Conduct environmental assessments and hazard analyses to identify risks and vulnerabilities.
Develop and enforce land-use policies that consider hazard-prone areas.

2. Preparedness
Preparedness focuses on planning and preparing to respond to a disaster. This phase involves training, exercises, establishing emergency plans, stocking supplies, and ensuring communication systems are in place.

How to use:
Conduct drills and exercises for emergency services and the public.
Develop and disseminate emergency plans, including evacuation routes and shelter locations.
Educate the community about disaster risks and how to prepare for them.

3. Response
The response phase is activated when a disaster occurs. It includes immediate actions taken to ensure safety, such as search and rescue operations, providing emergency services, and offering immediate relief to affected individuals.

How to use:
Activate emergency operations centers and disaster response plans.
Deploy emergency services and first responders to the affected areas.
provide emergency communications and information to the public.

4. Recovery
Recovery involves restoring the affected community to normal or better conditions. This phase can be short-term, focusing on immediate needs, or long-term, focusing on rebuilding and rehabilitation.

How to use:
Assess the damage and prioritize recovery efforts.
Support affected individuals and communities through rebuilding and financial assistance programs.
Review and revise disaster management plans based on lessons learned.

Implementing the Timeline
Collaboration and Coordination: Work with local, national, and international bodies to share information and resources.
Community Involvement: Engage the community in all phases to ensure that disaster management efforts are inclusive and meet the needs of all affected populations.
Continuous Improvement: Regularly review and update disaster management plans based on new information, technologies, and lessons learned from past events.

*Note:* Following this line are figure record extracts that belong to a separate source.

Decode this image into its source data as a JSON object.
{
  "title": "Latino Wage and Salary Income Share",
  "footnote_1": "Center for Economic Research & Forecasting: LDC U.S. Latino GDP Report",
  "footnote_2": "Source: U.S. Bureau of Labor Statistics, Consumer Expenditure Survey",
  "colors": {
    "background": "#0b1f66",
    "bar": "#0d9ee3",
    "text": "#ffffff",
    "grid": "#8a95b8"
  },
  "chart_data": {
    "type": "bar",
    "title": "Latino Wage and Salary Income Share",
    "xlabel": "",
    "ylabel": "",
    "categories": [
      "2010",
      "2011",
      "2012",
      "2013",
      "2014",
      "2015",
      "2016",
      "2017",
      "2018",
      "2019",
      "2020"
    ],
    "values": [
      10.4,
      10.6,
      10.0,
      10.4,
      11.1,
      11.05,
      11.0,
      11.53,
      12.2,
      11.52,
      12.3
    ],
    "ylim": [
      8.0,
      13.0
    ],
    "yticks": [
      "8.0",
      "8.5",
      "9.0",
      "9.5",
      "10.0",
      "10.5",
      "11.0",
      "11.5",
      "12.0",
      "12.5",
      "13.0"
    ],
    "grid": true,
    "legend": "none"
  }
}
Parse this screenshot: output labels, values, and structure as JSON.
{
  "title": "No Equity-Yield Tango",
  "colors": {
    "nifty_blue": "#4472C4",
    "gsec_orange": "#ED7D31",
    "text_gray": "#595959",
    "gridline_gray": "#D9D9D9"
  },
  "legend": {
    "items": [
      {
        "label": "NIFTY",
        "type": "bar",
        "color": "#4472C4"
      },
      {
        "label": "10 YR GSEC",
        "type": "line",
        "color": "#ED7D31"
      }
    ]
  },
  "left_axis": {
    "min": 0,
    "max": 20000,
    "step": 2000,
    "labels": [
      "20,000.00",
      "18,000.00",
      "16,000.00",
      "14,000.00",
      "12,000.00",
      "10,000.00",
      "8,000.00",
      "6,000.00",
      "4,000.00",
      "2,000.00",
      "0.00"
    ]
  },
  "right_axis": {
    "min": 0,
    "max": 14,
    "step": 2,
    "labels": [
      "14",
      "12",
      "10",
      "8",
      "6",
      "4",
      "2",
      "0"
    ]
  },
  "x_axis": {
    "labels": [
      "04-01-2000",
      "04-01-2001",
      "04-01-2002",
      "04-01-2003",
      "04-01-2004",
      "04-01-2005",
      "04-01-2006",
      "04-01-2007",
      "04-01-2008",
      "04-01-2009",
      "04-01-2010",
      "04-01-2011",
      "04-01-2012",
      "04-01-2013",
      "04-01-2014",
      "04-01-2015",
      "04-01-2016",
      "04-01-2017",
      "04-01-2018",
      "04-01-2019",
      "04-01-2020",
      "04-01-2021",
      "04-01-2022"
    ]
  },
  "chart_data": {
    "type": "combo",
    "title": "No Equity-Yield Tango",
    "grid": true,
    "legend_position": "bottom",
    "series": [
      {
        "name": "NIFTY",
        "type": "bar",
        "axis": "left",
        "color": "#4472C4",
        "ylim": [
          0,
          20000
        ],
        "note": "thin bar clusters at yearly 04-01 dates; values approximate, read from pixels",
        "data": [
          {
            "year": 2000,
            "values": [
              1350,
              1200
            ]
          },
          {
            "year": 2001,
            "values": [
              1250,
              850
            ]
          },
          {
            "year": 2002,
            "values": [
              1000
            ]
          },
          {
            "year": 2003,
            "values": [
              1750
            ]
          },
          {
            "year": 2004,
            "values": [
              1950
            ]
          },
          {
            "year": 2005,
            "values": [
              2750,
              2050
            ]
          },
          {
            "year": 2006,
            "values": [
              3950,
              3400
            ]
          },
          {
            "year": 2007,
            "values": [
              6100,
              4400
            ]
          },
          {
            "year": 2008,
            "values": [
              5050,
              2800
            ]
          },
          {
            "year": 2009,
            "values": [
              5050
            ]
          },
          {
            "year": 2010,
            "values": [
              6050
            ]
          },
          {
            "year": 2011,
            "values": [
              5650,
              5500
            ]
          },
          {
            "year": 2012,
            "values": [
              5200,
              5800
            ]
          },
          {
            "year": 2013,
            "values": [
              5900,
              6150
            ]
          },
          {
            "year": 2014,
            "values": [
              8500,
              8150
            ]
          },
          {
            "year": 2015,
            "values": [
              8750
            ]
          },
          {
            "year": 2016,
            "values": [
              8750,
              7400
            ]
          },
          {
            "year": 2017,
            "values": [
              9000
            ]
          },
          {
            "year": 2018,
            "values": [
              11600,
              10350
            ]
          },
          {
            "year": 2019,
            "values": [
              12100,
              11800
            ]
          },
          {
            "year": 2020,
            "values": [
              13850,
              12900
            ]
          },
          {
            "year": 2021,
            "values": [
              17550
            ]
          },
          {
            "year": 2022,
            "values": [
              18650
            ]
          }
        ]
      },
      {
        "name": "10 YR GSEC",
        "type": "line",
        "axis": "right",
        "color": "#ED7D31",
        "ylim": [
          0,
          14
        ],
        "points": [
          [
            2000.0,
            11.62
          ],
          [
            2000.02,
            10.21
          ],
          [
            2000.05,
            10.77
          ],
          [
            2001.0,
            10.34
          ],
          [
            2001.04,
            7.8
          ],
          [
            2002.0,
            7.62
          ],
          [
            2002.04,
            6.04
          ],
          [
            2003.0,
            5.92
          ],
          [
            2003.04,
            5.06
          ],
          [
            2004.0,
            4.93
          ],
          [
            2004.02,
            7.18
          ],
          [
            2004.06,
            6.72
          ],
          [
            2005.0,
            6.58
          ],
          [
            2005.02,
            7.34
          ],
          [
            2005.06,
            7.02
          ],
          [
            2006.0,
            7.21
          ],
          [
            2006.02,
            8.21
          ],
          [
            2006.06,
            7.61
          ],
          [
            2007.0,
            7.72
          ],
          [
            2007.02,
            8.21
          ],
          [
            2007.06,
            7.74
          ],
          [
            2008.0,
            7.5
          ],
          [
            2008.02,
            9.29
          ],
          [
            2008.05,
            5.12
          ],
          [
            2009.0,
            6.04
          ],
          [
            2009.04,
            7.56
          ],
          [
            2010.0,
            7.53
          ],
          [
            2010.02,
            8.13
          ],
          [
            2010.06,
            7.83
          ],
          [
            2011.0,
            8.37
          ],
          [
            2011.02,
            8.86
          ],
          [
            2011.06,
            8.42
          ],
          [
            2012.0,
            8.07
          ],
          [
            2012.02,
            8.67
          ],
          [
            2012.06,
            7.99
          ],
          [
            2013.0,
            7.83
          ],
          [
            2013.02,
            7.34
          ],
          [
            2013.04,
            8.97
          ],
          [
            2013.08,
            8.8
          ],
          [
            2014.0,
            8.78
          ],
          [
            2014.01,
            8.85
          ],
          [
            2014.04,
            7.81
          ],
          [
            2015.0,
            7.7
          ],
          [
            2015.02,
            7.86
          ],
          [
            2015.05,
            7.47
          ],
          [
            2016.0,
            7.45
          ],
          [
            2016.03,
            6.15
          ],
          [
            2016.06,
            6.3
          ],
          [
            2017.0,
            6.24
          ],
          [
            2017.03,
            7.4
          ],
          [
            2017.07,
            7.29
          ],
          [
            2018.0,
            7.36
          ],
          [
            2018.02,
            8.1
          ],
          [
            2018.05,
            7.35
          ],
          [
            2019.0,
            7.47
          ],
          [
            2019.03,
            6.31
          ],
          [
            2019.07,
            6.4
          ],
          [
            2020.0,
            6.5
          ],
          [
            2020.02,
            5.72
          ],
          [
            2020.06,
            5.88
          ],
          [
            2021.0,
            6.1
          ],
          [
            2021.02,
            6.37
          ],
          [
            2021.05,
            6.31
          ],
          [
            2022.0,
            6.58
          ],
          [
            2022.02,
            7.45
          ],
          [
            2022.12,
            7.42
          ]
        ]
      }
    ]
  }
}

By understanding and utilizing this timeline, disaster management professionals can effectively plan for and respond to disasters, ultimately reducing their impact on communities.

A timeline can be derived from the disaster management cycle. The precise timetable for community disaster management is more specific, with intervals of two days, one day, three hours, during the disaster, and so forth.

In reference to:

What is the disaster management cycle?

What Is a Disaster Management Cycle?